Avoiding The Hackers – Securing WordPress!
Much to my annoyance I was subjected to a site hacker attack on two of my newer Commission Ritual websites today, I'm not 100% sure how long they had been hacked for since I haven't checked either of the sites since the beginning of last week. It looks to me like they carried out some kind of SQL injection attack. The fix was simple enough, just a case of navigating into my site via FTP and replacing the affected files but it still created around an extra 1 hours work due to the fact I then had to go through and change my usernames and passwords all over again. How annoying!!

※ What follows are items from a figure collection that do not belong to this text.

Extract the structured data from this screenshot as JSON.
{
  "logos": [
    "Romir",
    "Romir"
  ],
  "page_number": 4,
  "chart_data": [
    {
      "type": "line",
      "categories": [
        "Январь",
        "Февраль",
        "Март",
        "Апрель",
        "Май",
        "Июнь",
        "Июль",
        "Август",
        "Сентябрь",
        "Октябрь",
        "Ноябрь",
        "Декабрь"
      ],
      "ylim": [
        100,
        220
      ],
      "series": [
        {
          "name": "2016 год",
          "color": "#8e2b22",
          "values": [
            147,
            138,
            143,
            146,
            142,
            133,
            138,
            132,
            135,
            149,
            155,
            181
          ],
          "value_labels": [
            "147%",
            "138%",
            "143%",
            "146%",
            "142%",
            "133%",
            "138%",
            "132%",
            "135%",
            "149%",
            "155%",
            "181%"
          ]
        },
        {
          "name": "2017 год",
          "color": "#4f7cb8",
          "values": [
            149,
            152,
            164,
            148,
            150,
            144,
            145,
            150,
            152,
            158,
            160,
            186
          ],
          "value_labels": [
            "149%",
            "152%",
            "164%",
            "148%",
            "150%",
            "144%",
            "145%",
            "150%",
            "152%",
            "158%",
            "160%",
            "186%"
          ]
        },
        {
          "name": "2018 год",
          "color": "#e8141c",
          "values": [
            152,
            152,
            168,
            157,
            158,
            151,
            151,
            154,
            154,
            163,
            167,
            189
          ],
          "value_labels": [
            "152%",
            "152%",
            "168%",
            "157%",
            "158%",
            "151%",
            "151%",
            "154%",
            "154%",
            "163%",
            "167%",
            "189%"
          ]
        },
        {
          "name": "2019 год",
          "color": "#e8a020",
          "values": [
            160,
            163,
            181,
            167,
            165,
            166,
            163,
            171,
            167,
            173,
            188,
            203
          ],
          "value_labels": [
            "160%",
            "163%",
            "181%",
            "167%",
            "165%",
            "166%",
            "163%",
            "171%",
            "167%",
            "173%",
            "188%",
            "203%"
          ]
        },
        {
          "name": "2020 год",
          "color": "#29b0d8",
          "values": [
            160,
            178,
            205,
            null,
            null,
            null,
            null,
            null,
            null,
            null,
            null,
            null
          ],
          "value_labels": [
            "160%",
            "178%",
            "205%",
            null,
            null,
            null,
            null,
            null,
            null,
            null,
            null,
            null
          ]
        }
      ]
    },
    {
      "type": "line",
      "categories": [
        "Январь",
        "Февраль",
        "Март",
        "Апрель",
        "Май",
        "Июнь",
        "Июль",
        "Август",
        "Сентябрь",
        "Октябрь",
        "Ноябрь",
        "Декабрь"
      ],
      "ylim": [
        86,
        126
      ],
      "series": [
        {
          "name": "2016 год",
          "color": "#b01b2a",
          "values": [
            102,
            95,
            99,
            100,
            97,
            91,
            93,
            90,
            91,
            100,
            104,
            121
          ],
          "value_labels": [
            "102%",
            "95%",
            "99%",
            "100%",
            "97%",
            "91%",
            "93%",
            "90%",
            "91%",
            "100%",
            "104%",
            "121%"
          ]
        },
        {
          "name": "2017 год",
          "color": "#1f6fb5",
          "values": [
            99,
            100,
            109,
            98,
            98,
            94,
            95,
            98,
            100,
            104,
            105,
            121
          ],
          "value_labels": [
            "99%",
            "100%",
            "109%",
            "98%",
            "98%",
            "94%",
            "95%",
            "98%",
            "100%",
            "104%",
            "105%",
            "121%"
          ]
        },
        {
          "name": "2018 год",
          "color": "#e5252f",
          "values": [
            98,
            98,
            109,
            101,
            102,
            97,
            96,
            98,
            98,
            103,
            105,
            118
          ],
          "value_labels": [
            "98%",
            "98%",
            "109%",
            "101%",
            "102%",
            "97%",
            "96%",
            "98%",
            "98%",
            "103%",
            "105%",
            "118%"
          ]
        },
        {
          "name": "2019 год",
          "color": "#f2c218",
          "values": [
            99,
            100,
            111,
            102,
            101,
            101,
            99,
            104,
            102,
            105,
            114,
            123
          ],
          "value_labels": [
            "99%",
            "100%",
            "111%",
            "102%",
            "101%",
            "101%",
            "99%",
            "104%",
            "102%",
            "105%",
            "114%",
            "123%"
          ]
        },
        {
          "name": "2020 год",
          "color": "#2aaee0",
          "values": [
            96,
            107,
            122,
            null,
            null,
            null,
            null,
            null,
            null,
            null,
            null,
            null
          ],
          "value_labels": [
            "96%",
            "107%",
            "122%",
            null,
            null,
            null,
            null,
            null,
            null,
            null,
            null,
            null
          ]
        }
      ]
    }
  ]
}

The reason the hacker was able to hack these two particular sites is simple, I hadn't secured them to my usual standard, I had been in a rush when I put them up and hadn't been as thorough as I usually am, well that will teach me for the future won't it!
Making Your Installation Secure
There are several things I always do (apart from this once) which make the installation far more secure and they are things you should be doing also to avoid the extra hassle of having to undo the work of a hacker. The following aren't hard at all and most can be done as part of your installation and setup.
1) Remove the version number from your footer
Never leave the WordPress version number in place within your footer, if you do then you are telling the hacker exactly which version you are using so they can search for version specific exploits.
2) Change the default WordPress username
The default administrator username for WordPress is usually set to 'admin'. Never, ever set it as admin. If your default administrator username is set as admin simply do the the the following to change it:
- Navigate to 'Users' and click 'Add New'
- Create a new username and password, making sure to assign it administrator rights
- Logout as the current administrator and log back in with your new username and password
- Delete the old 'admin' user from the WordPress 'Users' list
3) Make sure you use a 'Strong' password
when you are entering your password in the fantastico setup it won't tell you how strong or weak your password is so it's always good to check the overall strength of the password before you use it. In the past I have used Password Meter to check how strong a password is likely to be.
4) Use a different prefix for WordPress DB tables
The default table prefix for WordPress database tables is wp_, you should always make sure you change it. As far as I am aware fantastico doesn't allow you to choose the default table prefix but you can specify it if you install manually. You can also change the table prefix following the fantastico installation using a WordPress plugin called 'WP Security Scan' available here:
N.B - If you are going to start messing around with your table prefixes on a LIVE site I strongly recommend you backup your database AND are comfortable with exactly what you are doing!
5) Choose a different 'public' name
Don't use the same publicly visible name as your admin username, always make sure the two are different from one another.
6) Use the login lockdown plugin
This is a fantastic little plugin and it enables WordPress to automatically disable user login based on their IP address after a set amount of failed logins, you can then lock them out for as long as you want to. I have most of mine set to 1 failed attempt. Grab the login lockdown plugin here.
7) Be aware of your WordPress version
It's always a good idea to keep your website up to date with the most recent version of WordPress. However, I always make sure I leave a little bit of time before upgrading my versions to the latest release, this just allows time for bug fixes and incompatabilities to be resolved first.
8) Backup, backup, backup!
Need I say more!
Updates From Comments:
9) Remove the WordPress version meta tag - Thanks to Mark- Niche Store Builder for this suggestion
Remove the WordPress version meta tag from your theme's header file which usually looks like this:
<meta name="generator" content="WordPress 2.9.1" />
Just remember that this meta tag is used for WordPress.com stats, but personally I would rather have a more 'Hacker proof' website.
I hope this helps you make your WordPress installations more secure, if you have any other tips and tricks which you use to prevent those annoying hackers getting in then please feel free to post them below.